Varietal of the Month: Chianti Classico DOCG

Italy’s most well-known wine, Chianti Classico DOCG, is made with Sangiovese grapes from the Chianti territory. This medium-bodied red wine is known for its tart, acidic fruit flavors and high tannins. As a territory of Tuscany, Chianti Classico’s DOCG designation means the method of production and quality is controlled and guaranteed by traditional and certified techniques. DOCG is a certification given out by the Italian government and is an abbreviation for Denominazione di Origine Controllata e Garantita.

The territory of Chianti spans between the cities of Florence and Siena. Only wines that have been grown and produced within the Chianti zone can bear the name Chianti Classico DOCG. The DOCG band at the top of the bottle ensures its authenticity and quality. Some bottles will also have the 1716 Gallo Nero logo (black rooster) which symbolizes the longstanding heritage of the Chianti area. This can be seen on the back of the Tenuta Di Arceno bottle.

The legend of the black rooster dates back to medieval times, when the citizens of Florence and Siena fought for many years over who would control the Chianti territory. The dispute could not be resolved so they created a knight’s challenge. A knight from Siena and a knight from Florence would ride from their respective city at dawn. Where they met would be where the border would be placed. The crow of a black rooster in each city would signal when to start. The rooster from Florence had been kept in the dark and not fed for several days. For this reason, the rooster began crowing earlier and the Florentine knight left earlier and rode further. This allowed Florence to control most of the Chianti territory.
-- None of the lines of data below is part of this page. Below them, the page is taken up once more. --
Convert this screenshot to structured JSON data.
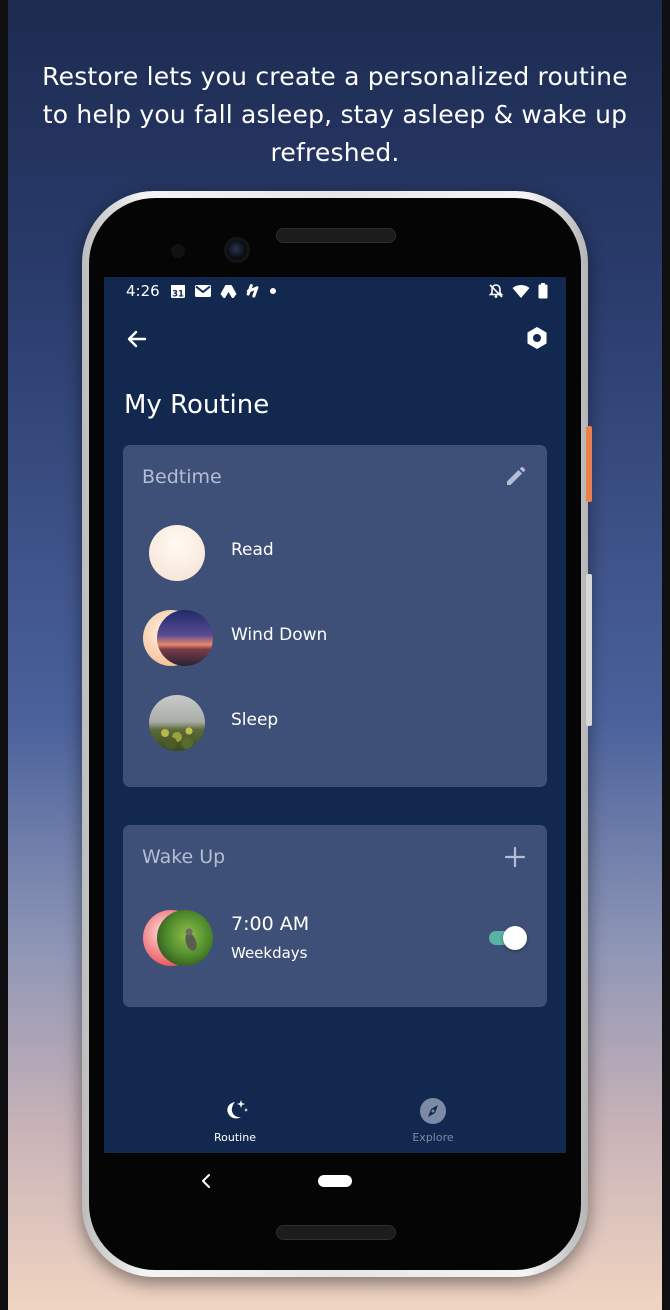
{
  "headline": "Restore lets you create a personalized routine to help you fall asleep, stay asleep & wake up refreshed.",
  "status_bar": {
    "time": "4:26",
    "calendar_day": "31"
  },
  "page": {
    "title": "My Routine"
  },
  "bedtime": {
    "title": "Bedtime",
    "items": [
      {
        "label": "Read",
        "icon": "read-thumb"
      },
      {
        "label": "Wind Down",
        "icon": "wind-down-thumb"
      },
      {
        "label": "Sleep",
        "icon": "sleep-thumb"
      }
    ]
  },
  "wake_up": {
    "title": "Wake Up",
    "alarm": {
      "time": "7:00 AM",
      "days": "Weekdays",
      "enabled": true
    }
  },
  "bottom_nav": {
    "items": [
      {
        "label": "Routine",
        "icon": "moon-stars-icon",
        "active": true
      },
      {
        "label": "Explore",
        "icon": "compass-icon",
        "active": false
      }
    ]
  },
  "colors": {
    "screen_bg": "#13284f",
    "card_bg": "#3f5078",
    "card_title": "#b4bdd4",
    "toggle_on": "#59b3a4",
    "nav_inactive": "#7d8aa6"
  }
}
Wine of the Month: Tenuta Di Arceno Chianti Classico

Tenuta di Arceno is a historical winery situated near the medieval village of San Gusme on the rolling hills of Chianti.

This is a powerful Chianti Classico with big, bright fruit and high acidity. The nose displays ripe berries, roses and vanilla bean with undertones of cypress and white pepper. On the palate, the flavors are soft, while the finish shows tart citrus character with hints of black licorice and clove.

The wine possesses all the typical characteristics of Sangiovese from Tuscany: aromas of wild violets, good acidity and balanced tannins.

Food Pairings: Pizza, Eggplant Parmesan, Spaghetti Bolognese, Chicken Parmesan

Recipe: Eggplant Caprese Salad

  • 1 eggplant, sliced thin
  • 2 large tomatoes, sliced thin
  • 1 (8 oz) package of sliced fresh mozzarella
  • 20 basil leaves
  • Extra virgin olive oil
  • Balsamic glaze
  • Sea salt
  • Fresh ground black pepper

eggplant caprese salad

Heat a large nonstick sauté pan over medium heat and spray with cooking spray. Sprinkle eggplant slices with salt and sear on each side until golden. Set aside to cool.

Assemble the salad on a large plate by layering the slices of tomato, eggplant and mozzarella.

Tuck basil leaves between the slices and scatter over the top. Drizzle with extra virgin olive oil and balsamic glaze. Sprinkle generously with salt and pepper.

Refrigerate for up to 1 hour or serve immediately. Serves 4.